Vote Red Mist

You'll need plenty of £2 coins

 

 

As you may have heard, ex-Sun editor Kelvin MacKenzie is so incensed by the unaccountable money burning antics of his local council that he's standing for election as a councillor. His Red Mist Party pledge card reads:

 

    1. Cut car parking charges, which have just been increased by up to 43% in one year alone

 

    1. Cut the pay of the council leader, which has just been increased by 40%

 

  1. Scrap the final salary pension scheme for council employees (see many papers from the TaxPayers' Alliance)

 

He should poll well. Apart from his eye-catching policies, someone of MacKenzie's intelligence and energy is sure put a rocket up the council. We're just sorry he's not standing for our council.

 

MacKenzie's red mist descended because Elmbridge Council decided to increase the cost of his station's daily car parking charge by 43%. Just like that.

 

Interesting. Because all of us are suddenly realising how much these local authority charges have escalated. From car parks, to library fines (see this blog), to policing fees (see this blog), to pest control charges, these days local authorities routinely rack up their charges far faster than prices generally.

 

We've been taking a closer look at this. In 1997-98, charges and fees levied by English local authorities raised £5.5bn (excluding most council house rents).

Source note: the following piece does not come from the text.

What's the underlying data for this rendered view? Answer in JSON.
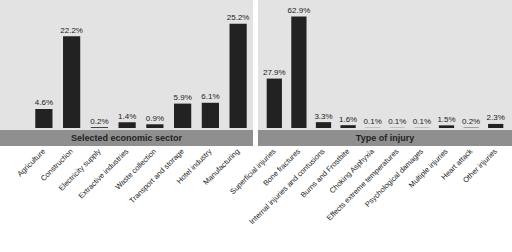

By 2005-06, the most recent year available, the total had shot up to £10.7bn, an average increase of 9% pa. Which compares to the government's official inflation rate (the Consumer Price Index) over that same period of just 1.3% pa.

 

Assuming this rate of charging increase has continued - and if MacKenzie's experience is anything to go by, that's a conservative assumption - by 2007-08 the total would have reached £12.6bn, more than £500 pa for every single household. Council charges now raise well over half the sum raised by Council Tax itself.

 

It's high time we started monitoring this properly. Because Council Tax is by far Britain's most unpopular tax, councils have become circumpect about increasing it, and anyway it's capped by Whitehall. But there are no such restraints on charges.

 

In principle, usage charges have a useful role to play as an alternative to taxation. But in practice, they are an addition to taxation: they are effectively yet another stealth tax.

 

Ever higher charges need to be opposed, just as Kelvin is doing.